В душе Калев Пилль испытывал к совхозу и его руководству определенную неприязнь: чем-то мещанским, алчным и в то же время мужичьим веяло оттуда. Он пытался рассуждать хладнокровно: не всегда же богатство духовное поспевает за материальным. Если бы поспевало, к чему тогда профессия Калева? Зато в совхозе много молодежи, прекрасные условия для развития культурной жизни. Там была почва, а у Калева — богатый опыт. Бери и сей разумное, доброе, вечное! Танцульки, ярмарки — это все несерьезно, он создал бы драмкружок, ансамбль народного танца, фотоклуб… А что до лекций, так тем у него хватает, и не только о политике, есть об искусстве и даже науке. Все это не давало ему спать ночами, хотя он знал: уйдя в совхоз, он по меньшей мере предаст свою библиотеку. И в районе едва ли одобрят этот шаг, станут коситься как на изменника — на длинный рубль позарился. Но — черт побери! — Калев Пилль трубил здесь 25 лет, а получал с гулькин нос. Прежний заведующий Домом культуры уже через два года работы в совхозе разъезжал на собственной «Волге». А Калев что — рыжий? Он на «Волгу» не замахивается, хватило бы и «Запорожца». Теперь это уже дело чести: Тылл, старший сын Калева, через пень колоду закончил семь классов (в кого такой уродился?!), работает в колхозстрое и уж сколько лет с машиной. Калев, право слово, не завидует сыну (да и какой отец завидовал бы?!), но всем, в том числе и Ильме, надо доказать, что государство высоко ценит и его, Калева, труд. Это вопрос идеологический. И, наконец, как только бывший завклубом свое отучится, Калев тут же уступит ему место и вернется в ненаглядную библиотеку.

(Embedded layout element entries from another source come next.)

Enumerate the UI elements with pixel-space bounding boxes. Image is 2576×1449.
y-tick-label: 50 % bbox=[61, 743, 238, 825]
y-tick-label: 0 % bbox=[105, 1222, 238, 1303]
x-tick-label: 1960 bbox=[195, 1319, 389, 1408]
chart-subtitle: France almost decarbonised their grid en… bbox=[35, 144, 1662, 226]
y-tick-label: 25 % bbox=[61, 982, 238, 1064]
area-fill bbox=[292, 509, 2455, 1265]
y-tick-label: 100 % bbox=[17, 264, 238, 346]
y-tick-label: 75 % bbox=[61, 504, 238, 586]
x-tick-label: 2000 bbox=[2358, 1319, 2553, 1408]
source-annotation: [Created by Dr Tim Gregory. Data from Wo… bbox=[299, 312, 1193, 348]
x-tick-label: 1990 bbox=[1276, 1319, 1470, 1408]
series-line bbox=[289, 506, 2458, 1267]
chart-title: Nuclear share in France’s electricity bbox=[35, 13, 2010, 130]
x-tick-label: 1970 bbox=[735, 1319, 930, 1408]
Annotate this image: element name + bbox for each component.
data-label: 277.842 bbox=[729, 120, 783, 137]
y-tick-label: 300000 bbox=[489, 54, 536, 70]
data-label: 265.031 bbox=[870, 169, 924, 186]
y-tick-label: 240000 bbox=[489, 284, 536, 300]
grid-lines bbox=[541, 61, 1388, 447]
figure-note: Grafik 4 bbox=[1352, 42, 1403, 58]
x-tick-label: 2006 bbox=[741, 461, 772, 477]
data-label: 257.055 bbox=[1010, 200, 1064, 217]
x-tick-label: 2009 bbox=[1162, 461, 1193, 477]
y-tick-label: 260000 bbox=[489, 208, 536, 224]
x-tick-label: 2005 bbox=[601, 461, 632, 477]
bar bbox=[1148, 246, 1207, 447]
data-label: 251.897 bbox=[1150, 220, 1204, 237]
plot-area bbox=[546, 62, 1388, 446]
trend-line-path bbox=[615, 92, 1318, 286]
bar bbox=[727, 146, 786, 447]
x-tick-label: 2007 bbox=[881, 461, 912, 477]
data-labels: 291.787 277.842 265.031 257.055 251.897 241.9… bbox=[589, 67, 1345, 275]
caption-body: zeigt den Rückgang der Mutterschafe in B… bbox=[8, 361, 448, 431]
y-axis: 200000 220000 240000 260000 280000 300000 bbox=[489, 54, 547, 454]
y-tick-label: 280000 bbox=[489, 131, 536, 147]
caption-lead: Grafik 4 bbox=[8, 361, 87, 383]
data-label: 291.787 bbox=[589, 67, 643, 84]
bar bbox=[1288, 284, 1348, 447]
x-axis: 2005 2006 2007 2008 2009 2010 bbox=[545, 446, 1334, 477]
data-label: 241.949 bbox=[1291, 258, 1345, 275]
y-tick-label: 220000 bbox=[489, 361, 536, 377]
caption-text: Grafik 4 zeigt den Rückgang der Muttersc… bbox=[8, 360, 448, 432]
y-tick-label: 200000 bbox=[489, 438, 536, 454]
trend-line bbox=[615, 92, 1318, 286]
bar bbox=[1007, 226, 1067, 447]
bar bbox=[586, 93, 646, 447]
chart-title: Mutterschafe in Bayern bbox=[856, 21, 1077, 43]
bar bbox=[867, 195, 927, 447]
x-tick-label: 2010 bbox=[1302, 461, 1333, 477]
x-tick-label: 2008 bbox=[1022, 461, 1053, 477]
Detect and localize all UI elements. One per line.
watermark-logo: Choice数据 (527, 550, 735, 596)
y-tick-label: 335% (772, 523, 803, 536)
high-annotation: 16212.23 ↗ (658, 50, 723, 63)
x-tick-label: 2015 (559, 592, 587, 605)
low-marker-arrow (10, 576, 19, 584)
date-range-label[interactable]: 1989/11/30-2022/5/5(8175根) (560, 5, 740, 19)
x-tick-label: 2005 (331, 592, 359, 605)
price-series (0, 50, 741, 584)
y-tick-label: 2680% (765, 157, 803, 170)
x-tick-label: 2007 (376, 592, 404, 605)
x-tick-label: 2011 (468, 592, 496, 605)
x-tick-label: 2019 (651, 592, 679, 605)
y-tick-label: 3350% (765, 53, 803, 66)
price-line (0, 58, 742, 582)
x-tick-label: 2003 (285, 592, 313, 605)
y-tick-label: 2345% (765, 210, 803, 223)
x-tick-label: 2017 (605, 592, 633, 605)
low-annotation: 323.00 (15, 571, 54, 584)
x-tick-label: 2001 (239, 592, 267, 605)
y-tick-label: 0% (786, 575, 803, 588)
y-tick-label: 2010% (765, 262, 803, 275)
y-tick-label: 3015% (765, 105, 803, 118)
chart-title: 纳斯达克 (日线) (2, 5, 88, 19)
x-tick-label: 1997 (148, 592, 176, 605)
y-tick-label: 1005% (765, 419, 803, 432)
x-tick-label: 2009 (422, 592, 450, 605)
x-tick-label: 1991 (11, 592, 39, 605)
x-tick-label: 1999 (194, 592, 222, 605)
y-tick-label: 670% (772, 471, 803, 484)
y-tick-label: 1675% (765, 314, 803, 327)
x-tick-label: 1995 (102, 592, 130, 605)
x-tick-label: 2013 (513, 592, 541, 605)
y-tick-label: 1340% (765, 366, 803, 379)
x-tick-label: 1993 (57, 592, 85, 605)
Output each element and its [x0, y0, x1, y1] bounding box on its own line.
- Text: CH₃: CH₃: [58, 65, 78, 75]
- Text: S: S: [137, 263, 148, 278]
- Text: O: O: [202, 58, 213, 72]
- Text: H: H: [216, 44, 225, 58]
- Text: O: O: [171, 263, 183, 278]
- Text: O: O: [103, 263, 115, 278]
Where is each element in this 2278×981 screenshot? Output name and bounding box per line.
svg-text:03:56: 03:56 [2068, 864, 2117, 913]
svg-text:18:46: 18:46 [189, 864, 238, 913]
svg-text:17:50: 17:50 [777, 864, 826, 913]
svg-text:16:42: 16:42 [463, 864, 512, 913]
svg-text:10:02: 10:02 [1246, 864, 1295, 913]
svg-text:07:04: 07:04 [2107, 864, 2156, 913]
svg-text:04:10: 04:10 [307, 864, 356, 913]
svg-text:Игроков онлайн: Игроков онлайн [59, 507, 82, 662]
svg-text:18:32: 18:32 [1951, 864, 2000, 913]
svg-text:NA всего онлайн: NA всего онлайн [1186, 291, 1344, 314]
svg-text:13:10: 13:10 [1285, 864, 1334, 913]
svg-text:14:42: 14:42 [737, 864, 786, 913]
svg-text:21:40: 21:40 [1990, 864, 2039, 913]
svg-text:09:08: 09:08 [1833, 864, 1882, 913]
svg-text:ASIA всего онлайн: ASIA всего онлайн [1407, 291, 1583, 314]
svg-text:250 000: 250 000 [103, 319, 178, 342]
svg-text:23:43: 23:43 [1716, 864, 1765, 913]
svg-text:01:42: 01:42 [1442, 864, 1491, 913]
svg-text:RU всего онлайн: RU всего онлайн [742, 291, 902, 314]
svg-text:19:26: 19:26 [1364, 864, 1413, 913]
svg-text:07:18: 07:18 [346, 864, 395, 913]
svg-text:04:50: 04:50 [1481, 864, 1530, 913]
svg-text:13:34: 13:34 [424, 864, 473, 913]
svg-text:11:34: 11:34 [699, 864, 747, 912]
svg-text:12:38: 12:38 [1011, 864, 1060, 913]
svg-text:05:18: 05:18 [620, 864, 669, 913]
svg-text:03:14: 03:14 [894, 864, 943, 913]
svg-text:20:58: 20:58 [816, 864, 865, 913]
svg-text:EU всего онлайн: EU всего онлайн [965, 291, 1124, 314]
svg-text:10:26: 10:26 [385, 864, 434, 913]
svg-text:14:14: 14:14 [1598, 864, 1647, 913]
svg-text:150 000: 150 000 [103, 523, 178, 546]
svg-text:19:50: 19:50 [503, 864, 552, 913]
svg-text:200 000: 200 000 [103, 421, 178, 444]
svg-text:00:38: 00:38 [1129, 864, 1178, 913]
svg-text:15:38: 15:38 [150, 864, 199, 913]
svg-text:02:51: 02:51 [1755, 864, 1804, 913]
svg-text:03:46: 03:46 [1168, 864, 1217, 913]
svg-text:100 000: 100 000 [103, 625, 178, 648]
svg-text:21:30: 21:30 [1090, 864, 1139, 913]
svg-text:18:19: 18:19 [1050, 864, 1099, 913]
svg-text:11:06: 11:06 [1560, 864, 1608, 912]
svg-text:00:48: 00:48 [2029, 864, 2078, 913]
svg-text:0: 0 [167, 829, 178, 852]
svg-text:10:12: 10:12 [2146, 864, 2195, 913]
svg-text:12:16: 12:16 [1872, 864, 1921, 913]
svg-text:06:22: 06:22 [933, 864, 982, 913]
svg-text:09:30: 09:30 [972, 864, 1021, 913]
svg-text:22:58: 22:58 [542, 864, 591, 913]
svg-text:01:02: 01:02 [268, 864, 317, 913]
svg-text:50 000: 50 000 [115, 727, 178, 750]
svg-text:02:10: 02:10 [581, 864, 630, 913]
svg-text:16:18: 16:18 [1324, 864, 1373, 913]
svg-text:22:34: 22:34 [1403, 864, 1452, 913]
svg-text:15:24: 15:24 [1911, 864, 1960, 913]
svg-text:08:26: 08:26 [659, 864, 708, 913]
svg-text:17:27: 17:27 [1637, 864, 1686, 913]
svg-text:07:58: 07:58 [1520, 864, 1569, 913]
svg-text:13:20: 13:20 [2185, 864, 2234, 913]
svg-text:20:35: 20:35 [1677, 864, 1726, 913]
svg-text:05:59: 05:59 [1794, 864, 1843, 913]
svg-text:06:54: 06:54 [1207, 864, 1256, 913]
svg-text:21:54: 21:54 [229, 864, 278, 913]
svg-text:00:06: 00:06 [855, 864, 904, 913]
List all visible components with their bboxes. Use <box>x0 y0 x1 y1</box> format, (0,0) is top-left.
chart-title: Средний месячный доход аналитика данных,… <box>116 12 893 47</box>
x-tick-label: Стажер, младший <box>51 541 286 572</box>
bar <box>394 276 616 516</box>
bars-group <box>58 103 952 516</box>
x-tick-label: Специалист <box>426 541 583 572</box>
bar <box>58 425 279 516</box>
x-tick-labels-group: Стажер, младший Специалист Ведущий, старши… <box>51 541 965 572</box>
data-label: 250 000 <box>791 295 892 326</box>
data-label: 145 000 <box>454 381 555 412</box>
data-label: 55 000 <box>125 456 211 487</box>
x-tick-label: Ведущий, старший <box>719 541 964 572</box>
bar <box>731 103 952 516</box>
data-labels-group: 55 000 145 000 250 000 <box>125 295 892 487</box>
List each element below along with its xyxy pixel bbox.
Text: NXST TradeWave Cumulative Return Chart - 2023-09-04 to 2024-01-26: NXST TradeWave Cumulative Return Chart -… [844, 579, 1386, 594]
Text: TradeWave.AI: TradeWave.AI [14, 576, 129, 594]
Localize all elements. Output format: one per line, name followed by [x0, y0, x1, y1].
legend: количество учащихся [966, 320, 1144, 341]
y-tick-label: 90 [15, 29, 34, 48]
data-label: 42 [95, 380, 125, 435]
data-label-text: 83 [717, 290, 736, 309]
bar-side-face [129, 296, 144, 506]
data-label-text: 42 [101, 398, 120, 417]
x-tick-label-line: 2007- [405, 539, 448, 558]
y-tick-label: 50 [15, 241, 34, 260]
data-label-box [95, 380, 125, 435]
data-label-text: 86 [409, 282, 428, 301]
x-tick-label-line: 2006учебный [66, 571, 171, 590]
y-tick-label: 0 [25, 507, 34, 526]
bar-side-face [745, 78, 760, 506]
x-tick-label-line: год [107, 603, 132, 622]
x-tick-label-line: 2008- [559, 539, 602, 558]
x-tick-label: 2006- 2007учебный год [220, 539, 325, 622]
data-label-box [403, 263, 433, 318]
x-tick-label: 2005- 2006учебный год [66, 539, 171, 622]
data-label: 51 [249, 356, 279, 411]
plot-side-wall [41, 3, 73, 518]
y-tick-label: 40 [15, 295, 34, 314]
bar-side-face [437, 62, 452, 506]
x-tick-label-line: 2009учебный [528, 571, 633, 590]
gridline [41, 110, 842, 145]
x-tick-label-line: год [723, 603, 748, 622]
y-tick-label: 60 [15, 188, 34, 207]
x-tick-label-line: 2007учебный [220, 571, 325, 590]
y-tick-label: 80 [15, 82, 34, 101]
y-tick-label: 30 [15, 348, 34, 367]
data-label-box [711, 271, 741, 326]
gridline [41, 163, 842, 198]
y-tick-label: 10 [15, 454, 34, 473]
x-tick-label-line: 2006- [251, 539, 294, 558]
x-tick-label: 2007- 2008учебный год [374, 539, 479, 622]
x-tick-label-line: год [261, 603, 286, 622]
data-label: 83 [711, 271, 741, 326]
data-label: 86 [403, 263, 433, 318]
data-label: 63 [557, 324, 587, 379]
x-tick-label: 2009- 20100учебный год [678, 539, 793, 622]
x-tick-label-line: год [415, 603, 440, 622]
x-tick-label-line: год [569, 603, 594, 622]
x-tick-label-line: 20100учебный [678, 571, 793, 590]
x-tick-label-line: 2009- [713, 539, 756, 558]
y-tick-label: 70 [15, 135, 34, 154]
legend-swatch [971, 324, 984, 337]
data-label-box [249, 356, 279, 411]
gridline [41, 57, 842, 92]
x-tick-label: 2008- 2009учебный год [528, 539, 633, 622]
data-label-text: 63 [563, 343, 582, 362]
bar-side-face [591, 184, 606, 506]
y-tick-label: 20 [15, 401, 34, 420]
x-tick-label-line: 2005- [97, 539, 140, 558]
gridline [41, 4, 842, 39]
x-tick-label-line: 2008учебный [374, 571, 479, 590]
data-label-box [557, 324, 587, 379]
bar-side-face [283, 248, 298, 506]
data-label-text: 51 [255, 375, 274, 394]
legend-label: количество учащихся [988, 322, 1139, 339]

И настал день — Калев Пилль отправился на разведку. Прежнего директора он знал лучше, а с новоявленным Крезом сталкивался на совещаниях и только. Разговор у них не очень-то клеился — такой уж Андрес Пеэтсалу был человек: никто не мог сказать, что у него на уме. На губах ухмылочка, а глаза-буравчики не улыбаются — маленькие такие глазки, серые, а на сером — коричневые крапинки, словно крапчатый занавес, — не разглядишь, что за ним. А скрывалась там великая тайна — тайна философского камня: все, к чему прикасался директор, тут же превращалось в золото, то есть деньги. И одевается он тоже, мягко говоря, странно: какой-то не разбери-поймешь джинсовый костюм и сандалеты, а из них бессовестно выставились кривые большие пальцы. Самоуверенные и бесстыжие пальцы. На совещания поважнее он, случалось, и в костюме появлялся, так опять же — в лиловом, как кисель из малины, вылитый бармен. Странные они, эти нынешние руководители производства! Прежний директор всюду ходил в сморщенной темной паре, а на шее у него, независимо от времени года, болтался один и тот же скрученный галстук — узел на нем явно никогда не развязывался и лоснился. Да, прежний был заботливый, рачительный хозяин, со лба у него не сходили капли пота, сразу верилось, что он несет на своих плечах все совхозные тяготы, как бедный и бледный Атлас. Зато Андрес Пеэтсалу производил впечатление сомнительного вольного художника. А эти волосы… Висят, как у хипаря какого.